When we are younger, the path of life seems clear and straight, and when it is interrupted, it is sudden–a tree crashing down to block it, or perhaps a flash flood, or the incursion of a wild animal. Death is sudden and sharp, and the pain of loss acute, because it is unexpected. As we grow older, the path of our own lives begins to twist–or perhaps it had always twisted, and we just did not realize it. Somewhere, around curves and corners, the end awaits us all, and though we realize the reality of the crooked path, it is because none of us knows where our own path will go that the sense of loss seems duller, yet deeper, inexorable. We begin to count the years, knowing that the halfway point has been crossed–although we do not know the date yet when that event occurred, and we will not know–if we ever do– until the last minutes of life. We begin to take stock of where we have been, what we have done, the obstacles that have thwarted us, and too often we find it wanting. The crooked path is obscured, unknown, and so we look behind us at what we might have become.
But sometimes, we find ourselves in a clearing, alone, or joined with community, as we acknowledge the end of another’s path. And each time, we realize that the ripples of a life may never come back, but they radiate out into eternity, and in unexpected places. There, alone or together, we see these ripples clearly on the faces of others, in our own face, as we remember what was loved, but has not been lost except to time. Sometimes, we regret the word not said, the time not given, the deed not done, that what might have been never was. That is the burden of humanity, to see clearly what we ought to have done. But the gift of humanity is to be able to learn, before it is too late, to cherish what we have and what brings us joy–especially those things that share our mortality– in the time we are given.
And when we inevitably turn the final corner, there is no finer legacy than knowing that while we are not immortal, the ripples of our existence will echo across time–even without great deeds, or works of art, or wealth, or fame. Knowing this truth, we still, at this moment, regardless of who we are, have the power to control our own legacies, our own souls, to control who we are as human beings. Regardless of the agency we lack, or the material things, or the talents, in spite of the fact that the world may have tried its best to break us (and may have succeeded), most of us have the power to determine whether, in the end, we will face the world with anger at what could not be or with love for what might still be.
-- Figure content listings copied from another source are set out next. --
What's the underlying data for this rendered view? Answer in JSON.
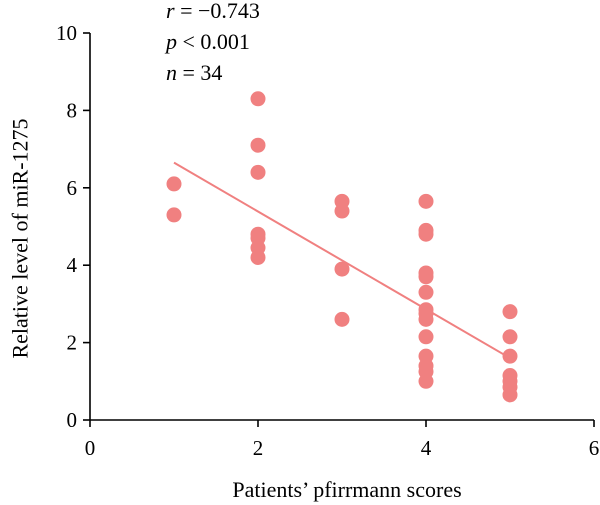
{
  "chart_data": {
    "type": "scatter",
    "xlabel": "Patients’ pfirrmann scores",
    "ylabel": "Relative level of miR-1275",
    "xlim": [
      0,
      6
    ],
    "ylim": [
      0,
      10
    ],
    "xticks": [
      0,
      2,
      4,
      6
    ],
    "yticks": [
      0,
      2,
      4,
      6,
      8,
      10
    ],
    "grid": false,
    "colors": {
      "points": "#f08080",
      "trendline": "#f08080",
      "axis": "#000000"
    },
    "annotations": [
      {
        "var": "r",
        "op": " = ",
        "value": "−0.743"
      },
      {
        "var": "p",
        "op": " < ",
        "value": "0.001"
      },
      {
        "var": "n",
        "op": " = ",
        "value": "34"
      }
    ],
    "points": [
      {
        "x": 1,
        "y": 6.1
      },
      {
        "x": 1,
        "y": 5.3
      },
      {
        "x": 2,
        "y": 8.3
      },
      {
        "x": 2,
        "y": 7.1
      },
      {
        "x": 2,
        "y": 6.4
      },
      {
        "x": 2,
        "y": 4.8
      },
      {
        "x": 2,
        "y": 4.7
      },
      {
        "x": 2,
        "y": 4.45
      },
      {
        "x": 2,
        "y": 4.2
      },
      {
        "x": 3,
        "y": 5.65
      },
      {
        "x": 3,
        "y": 5.4
      },
      {
        "x": 3,
        "y": 3.9
      },
      {
        "x": 3,
        "y": 2.6
      },
      {
        "x": 4,
        "y": 5.65
      },
      {
        "x": 4,
        "y": 4.9
      },
      {
        "x": 4,
        "y": 4.8
      },
      {
        "x": 4,
        "y": 3.8
      },
      {
        "x": 4,
        "y": 3.7
      },
      {
        "x": 4,
        "y": 3.3
      },
      {
        "x": 4,
        "y": 2.85
      },
      {
        "x": 4,
        "y": 2.75
      },
      {
        "x": 4,
        "y": 2.6
      },
      {
        "x": 4,
        "y": 2.15
      },
      {
        "x": 4,
        "y": 1.65
      },
      {
        "x": 4,
        "y": 1.4
      },
      {
        "x": 4,
        "y": 1.25
      },
      {
        "x": 4,
        "y": 1.0
      },
      {
        "x": 5,
        "y": 2.8
      },
      {
        "x": 5,
        "y": 2.15
      },
      {
        "x": 5,
        "y": 1.65
      },
      {
        "x": 5,
        "y": 1.15
      },
      {
        "x": 5,
        "y": 1.0
      },
      {
        "x": 5,
        "y": 0.85
      },
      {
        "x": 5,
        "y": 0.65
      }
    ],
    "trendline": {
      "x_start": 1,
      "y_start": 6.65,
      "x_end": 5,
      "y_end": 1.6
    }
  }
}
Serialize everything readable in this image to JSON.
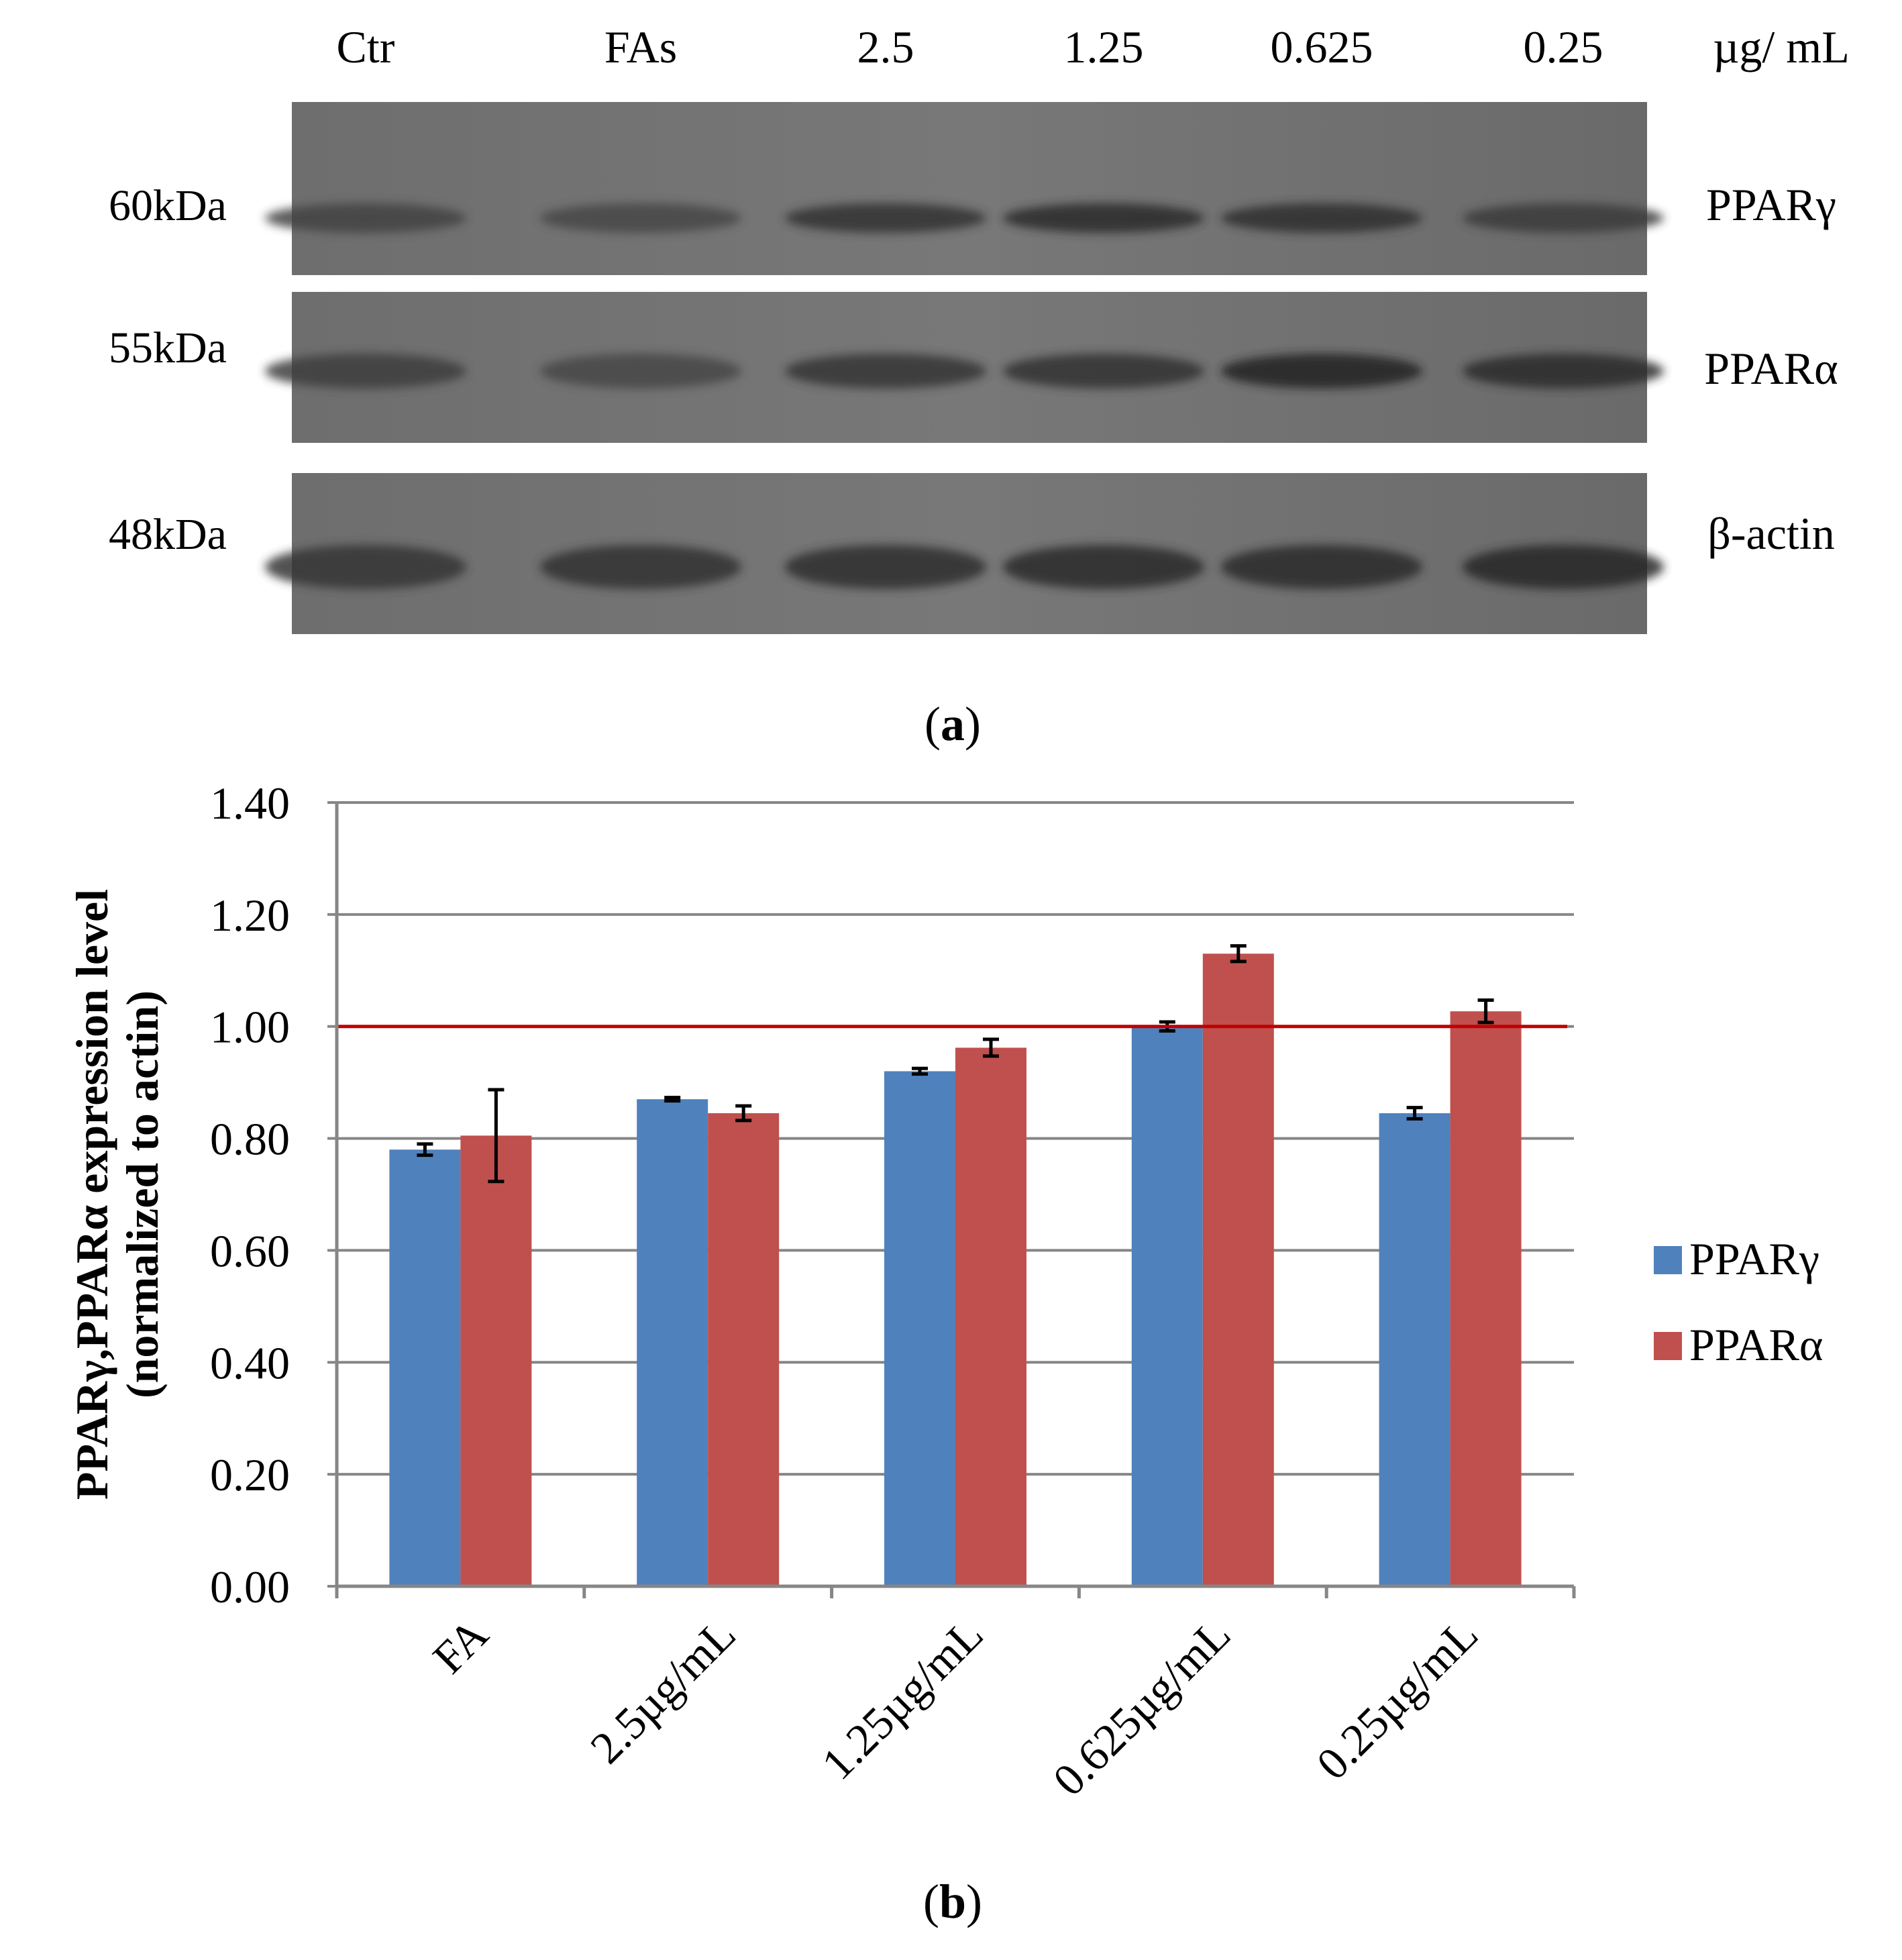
{
  "panel_a": {
    "caption_open": "(",
    "caption_letter": "a",
    "caption_close": ")",
    "lanes": [
      "Ctr",
      "FAs",
      "2.5",
      "1.25",
      "0.625",
      "0.25"
    ],
    "unit": "µg/ mL",
    "blots": [
      {
        "marker": "60kDa",
        "protein": "PPARγ",
        "bands": [
          0.55,
          0.5,
          0.75,
          0.85,
          0.8,
          0.65
        ]
      },
      {
        "marker": "55kDa",
        "protein": "PPARα",
        "bands": [
          0.6,
          0.5,
          0.7,
          0.75,
          0.95,
          0.85
        ]
      },
      {
        "marker": "48kDa",
        "protein": "β-actin",
        "bands": [
          0.7,
          0.75,
          0.8,
          0.85,
          0.85,
          0.9
        ]
      }
    ]
  },
  "panel_b": {
    "caption_open": "(",
    "caption_letter": "b",
    "caption_close": ")"
  },
  "colors": {
    "series_1": "#4f81bd",
    "series_2": "#c0504d",
    "reference_line": "#c00000",
    "grid": "#868686"
  },
  "chart_data": {
    "type": "bar",
    "title": "",
    "xlabel": "",
    "ylabel": "PPARγ,PPARα expression level",
    "ylabel_line2": "(normalized to actin)",
    "categories": [
      "FA",
      "2.5µg/mL",
      "1.25µg/mL",
      "0.625µg/mL",
      "0.25µg/mL"
    ],
    "series": [
      {
        "name": "PPARγ",
        "values": [
          0.78,
          0.87,
          0.92,
          1.0,
          0.845
        ],
        "errors": [
          0.01,
          0.003,
          0.005,
          0.008,
          0.01
        ]
      },
      {
        "name": "PPARα",
        "values": [
          0.805,
          0.845,
          0.962,
          1.13,
          1.027
        ],
        "errors": [
          0.082,
          0.013,
          0.015,
          0.014,
          0.02
        ]
      }
    ],
    "reference_line": 1.0,
    "ylim": [
      0,
      1.4
    ],
    "yticks": [
      "0.00",
      "0.20",
      "0.40",
      "0.60",
      "0.80",
      "1.00",
      "1.20",
      "1.40"
    ],
    "grid": true,
    "legend": "right"
  }
}
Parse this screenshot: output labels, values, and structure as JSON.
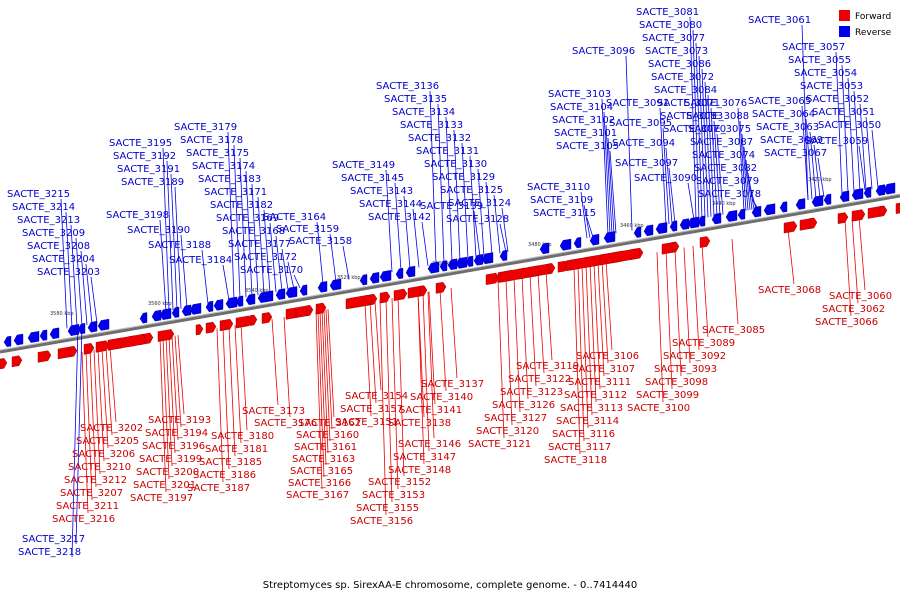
{
  "caption": "Streptomyces sp. SirexAA-E chromosome, complete genome. - 0..7414440",
  "legend": [
    {
      "label": "Forward",
      "color": "#ee0000"
    },
    {
      "label": "Reverse",
      "color": "#0000ee"
    }
  ],
  "axis_ticks": [
    "3580 kbp",
    "3560 kbp",
    "3540 kbp",
    "3520 kbp",
    "3500 kbp",
    "3480 kbp",
    "3460 kbp",
    "3440 kbp",
    "3420 kbp"
  ],
  "reverse_labels": [
    "SACTE_3215",
    "SACTE_3214",
    "SACTE_3213",
    "SACTE_3209",
    "SACTE_3208",
    "SACTE_3204",
    "SACTE_3203",
    "SACTE_3195",
    "SACTE_3192",
    "SACTE_3191",
    "SACTE_3189",
    "SACTE_3198",
    "SACTE_3190",
    "SACTE_3188",
    "SACTE_3184",
    "SACTE_3179",
    "SACTE_3178",
    "SACTE_3175",
    "SACTE_3174",
    "SACTE_3183",
    "SACTE_3171",
    "SACTE_3182",
    "SACTE_3169",
    "SACTE_3168",
    "SACTE_3177",
    "SACTE_3172",
    "SACTE_3170",
    "SACTE_3164",
    "SACTE_3159",
    "SACTE_3158",
    "SACTE_3149",
    "SACTE_3145",
    "SACTE_3143",
    "SACTE_3144",
    "SACTE_3142",
    "SACTE_3139",
    "SACTE_3136",
    "SACTE_3135",
    "SACTE_3134",
    "SACTE_3133",
    "SACTE_3132",
    "SACTE_3131",
    "SACTE_3130",
    "SACTE_3129",
    "SACTE_3125",
    "SACTE_3124",
    "SACTE_3128",
    "SACTE_3103",
    "SACTE_3104",
    "SACTE_3102",
    "SACTE_3101",
    "SACTE_3105",
    "SACTE_3110",
    "SACTE_3109",
    "SACTE_3115",
    "SACTE_3096",
    "SACTE_3091",
    "SACTE_3095",
    "SACTE_3094",
    "SACTE_3097",
    "SACTE_3090",
    "SACTE_3081",
    "SACTE_3080",
    "SACTE_3077",
    "SACTE_3073",
    "SACTE_3086",
    "SACTE_3072",
    "SACTE_3084",
    "SACTE_3071",
    "SACTE_3083",
    "SACTE_3070",
    "SACTE_3076",
    "SACTE_3088",
    "SACTE_3075",
    "SACTE_3087",
    "SACTE_3074",
    "SACTE_3082",
    "SACTE_3079",
    "SACTE_3078",
    "SACTE_3061",
    "SACTE_3057",
    "SACTE_3055",
    "SACTE_3054",
    "SACTE_3053",
    "SACTE_3052",
    "SACTE_3065",
    "SACTE_3064",
    "SACTE_3051",
    "SACTE_3063",
    "SACTE_3050",
    "SACTE_3069",
    "SACTE_3059",
    "SACTE_3067",
    "SACTE_3217",
    "SACTE_3218"
  ],
  "forward_labels": [
    "SACTE_3202",
    "SACTE_3205",
    "SACTE_3206",
    "SACTE_3210",
    "SACTE_3212",
    "SACTE_3207",
    "SACTE_3211",
    "SACTE_3216",
    "SACTE_3193",
    "SACTE_3194",
    "SACTE_3196",
    "SACTE_3199",
    "SACTE_3200",
    "SACTE_3201",
    "SACTE_3197",
    "SACTE_3180",
    "SACTE_3181",
    "SACTE_3185",
    "SACTE_3186",
    "SACTE_3187",
    "SACTE_3173",
    "SACTE_3176",
    "SACTE_3162",
    "SACTE_3160",
    "SACTE_3161",
    "SACTE_3163",
    "SACTE_3165",
    "SACTE_3166",
    "SACTE_3167",
    "SACTE_3154",
    "SACTE_3157",
    "SACTE_3151",
    "SACTE_3152",
    "SACTE_3153",
    "SACTE_3155",
    "SACTE_3156",
    "SACTE_3137",
    "SACTE_3140",
    "SACTE_3141",
    "SACTE_3138",
    "SACTE_3146",
    "SACTE_3147",
    "SACTE_3148",
    "SACTE_3119",
    "SACTE_3122",
    "SACTE_3123",
    "SACTE_3126",
    "SACTE_3127",
    "SACTE_3120",
    "SACTE_3121",
    "SACTE_3106",
    "SACTE_3107",
    "SACTE_3111",
    "SACTE_3112",
    "SACTE_3113",
    "SACTE_3114",
    "SACTE_3116",
    "SACTE_3117",
    "SACTE_3118",
    "SACTE_3089",
    "SACTE_3092",
    "SACTE_3093",
    "SACTE_3098",
    "SACTE_3099",
    "SACTE_3100",
    "SACTE_3085",
    "SACTE_3068",
    "SACTE_3060",
    "SACTE_3062",
    "SACTE_3066"
  ]
}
Love is as strong as death, and endures, and ripples down through the years.
Music: Dmitri Shostakovich, Suite on Poems by Michaelangelo, opus 145a, #10 (Death) and #11 (Immortality.) The former was playing at the moment of commemoration of Shostakovich’s death on this day, August 9, 1975, at 7:30 pm Moscow time.
(This recording was made about a year after Shostakovich’s death, with his son conducting)
I had originally intended to listen to three of Shostakovich’s works today in his memory–his final symphony (#15, opus 141); his final quartet (#15, opus 144) and his final work (the Viola Sonata, opus 147), but I detoured after the first two and decided to include his antepenultimate work, the cycle of eleven songs that comprise the Suite, before moving onto the Viola Sonata. And then I decided not to listen to that last work. It will be saved for September 25, the 44th anniversary of its premiere, on the birthday Shostakovich did not live to celebrate.